When we make music, we need to define a set of tuning-frequencies. Such a set of frequencies often called a scale. Before get into the topic MIDI & equal tempered scale we will discuss on basics.

In western music, the most popular scale is the equal tempered scale which is based on starting at some reference-frequency. The equal tempered scale is relatively fixed scale used for the tuning of pianos and other instruments.

Example : (frequency) f = 440Hz

This anchor frequency has been assigned the musical pitch name for example A1, A2, A3 etc.

You can find the real example in Piano with various scale where each key has different frequecy and pitch.

An octave is the difference in pitch between two notes where one has twice the frequency of the other.
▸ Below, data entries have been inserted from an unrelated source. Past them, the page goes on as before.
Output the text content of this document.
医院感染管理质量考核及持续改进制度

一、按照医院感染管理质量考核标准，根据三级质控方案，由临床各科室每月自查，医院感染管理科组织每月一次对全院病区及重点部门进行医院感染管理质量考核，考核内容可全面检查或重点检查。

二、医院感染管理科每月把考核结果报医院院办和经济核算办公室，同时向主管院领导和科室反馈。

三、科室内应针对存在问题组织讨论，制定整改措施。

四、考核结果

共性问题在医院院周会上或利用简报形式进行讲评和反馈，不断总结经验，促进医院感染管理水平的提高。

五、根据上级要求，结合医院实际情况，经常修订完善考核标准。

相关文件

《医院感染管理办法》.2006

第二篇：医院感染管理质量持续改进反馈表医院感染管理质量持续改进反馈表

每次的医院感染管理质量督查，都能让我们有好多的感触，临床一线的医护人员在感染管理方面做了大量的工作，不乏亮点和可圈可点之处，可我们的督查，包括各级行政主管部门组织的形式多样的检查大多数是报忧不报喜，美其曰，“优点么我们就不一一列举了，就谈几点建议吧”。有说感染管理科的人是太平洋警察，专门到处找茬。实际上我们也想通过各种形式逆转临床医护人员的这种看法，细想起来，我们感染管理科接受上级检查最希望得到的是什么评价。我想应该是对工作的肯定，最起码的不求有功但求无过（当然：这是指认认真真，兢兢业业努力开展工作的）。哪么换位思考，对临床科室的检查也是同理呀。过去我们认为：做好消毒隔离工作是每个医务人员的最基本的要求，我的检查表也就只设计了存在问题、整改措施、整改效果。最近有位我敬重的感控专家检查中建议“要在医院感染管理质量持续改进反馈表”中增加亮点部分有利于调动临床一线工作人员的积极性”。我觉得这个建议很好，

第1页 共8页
The octaves come out as A1 = 55Hz, A2 = 110Hz, A3 =220Hz, A4 = 440Hz, A5 = 880Hz ect.

MIDI & equal tempered scale relation

To subdivide the octave, the number 12 was chosen. Intervals of that subdivision interval are called semitones and a frequency which is a factor

c = ¹²√2 times

The representation of pitch in the MIDI-standard (Musical Instrument Digital Interface) is directly based on the equal tempered scale and defines 128 (numbered from 0 to 127) possible values for note-pitches.

The frequency 440Hz is represented in MIDI by the note-number 69, and each whole number codes one semitone, such that the MIDI-representation of A3 (which is an octave below A4) is 69 − 12 = 57.

In general, if we denote the pitch in terms of a MIDI note number as p and the frequency in Hz as before with f, the formulas for converting between pitch and frequency become:
p = 12 · log2(f/440) + 69